Lalu Prasad boasts a weighty CV: veteran MP, former Union minister, former chief minister and regional satrap, never mind his diminished strength. By right and precedent, he gets a front-row seat, perhaps next to successor Mamata Banerjee who is threatening him with a white paper on his tenure.

But what has queered his pitch is not only the ups and downs of coalition politics but also a rule framed by one of the House’s first Speakers. It decrees that parties with five MPs or less, as well as Independents, should sit on the back benches. The Rashtriya Janata Dal has just four members and so ought to be banished to the last or the penultimate of the 11 rows that seat the House’s 545 members.

Yet the first row is where Lalu Prasad has always sat, whether in the Rajya Sabha or the Lok Sabha; it’s from this vantage position that his rustic accent has soared above opponents’ murmurs and malfunctioning microphones, and his sense of humour has brought laughter.

“It’s a matter of his prestige. Someone as senior and eminent in public life surely deserves a place with the Prime Minister and Sonia Gandhi?” a former RJD member of Parliament said.

Speaker Meira Kumar will have the last word on who sits where, but the Congress knows there’s not much time left before the seats have to be allocated.

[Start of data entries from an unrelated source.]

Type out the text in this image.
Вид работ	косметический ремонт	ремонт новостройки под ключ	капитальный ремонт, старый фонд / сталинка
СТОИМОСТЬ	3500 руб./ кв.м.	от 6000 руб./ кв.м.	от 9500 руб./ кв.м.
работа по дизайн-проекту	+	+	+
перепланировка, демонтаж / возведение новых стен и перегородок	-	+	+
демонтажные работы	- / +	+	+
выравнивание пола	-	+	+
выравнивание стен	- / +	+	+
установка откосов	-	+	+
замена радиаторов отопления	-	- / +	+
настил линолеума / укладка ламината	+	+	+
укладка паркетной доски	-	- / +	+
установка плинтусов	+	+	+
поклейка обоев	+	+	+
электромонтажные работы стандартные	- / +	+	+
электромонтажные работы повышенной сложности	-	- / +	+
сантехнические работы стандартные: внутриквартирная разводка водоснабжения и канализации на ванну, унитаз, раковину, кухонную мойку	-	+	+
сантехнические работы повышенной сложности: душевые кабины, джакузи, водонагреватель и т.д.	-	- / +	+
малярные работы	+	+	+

Of the front row’s 19 seats, the UPA has a claim to 10. At the moment, Lalu Prasad is squeezed in a three-seater in the first row (all non-UPA seats) with his on-and-off friend Mulayam Singh Yadav and the CPM’s Basudeb Acharya.

Mulayam is likely to keep his place because he leads a 23-member party. So too Acharya. But the Bahujan Samaj Party, which has 20 MPs, is a claimant to the non-UPA seat Lalu sits in.

So, if he has to be at the front, the seat has to come from the UPA quota.

The Congress has already decided on the first six seats in keeping with convention: Prime Minister Manmohan Singh, Pranab Mukherjee (leader of the Lok Sabha), Sonia Gandhi, Sharad Pawar, P. Chidambaram and Mamata (she replaces Lalu Prasad). That leaves four.

Lalu Prasad may look with hope at a couple of past precedents. In 1991, the P.V. Narasimha Rao-led Congress government requested the Speaker to give a front seat to former Prime Minister Chandra Shekhar although he had less than five MPs.

Shekhar occupied the allotted seat even when he was the lone Lok Sabha MP from the Samajwadi Janata Party.

So, too, when former Prime Minister H.D. Deve Gowda made it to the Lok Sabha in 2004 with four MPs, he was seated next to Shekhar. Deve Gowda will have to be given a front-row seat this time too. That leaves three.

A Congress minister said that although ally DMK was eligible by strength of numbers, none from the party had the seniority to merit the front-row “honour”.

“So, we may consider giving one to Lalu Prasad,” the minister said non-committally.

Another Congress source was more cautious. “How will Mamata react? We may have to think about it,” the source said.

“Second, what will the Bihar Congress people say? Given the way their brains tick, they will wonder if a re-alliance is on the cards… and knowing Lalu, he will make a meal of such a gesture.”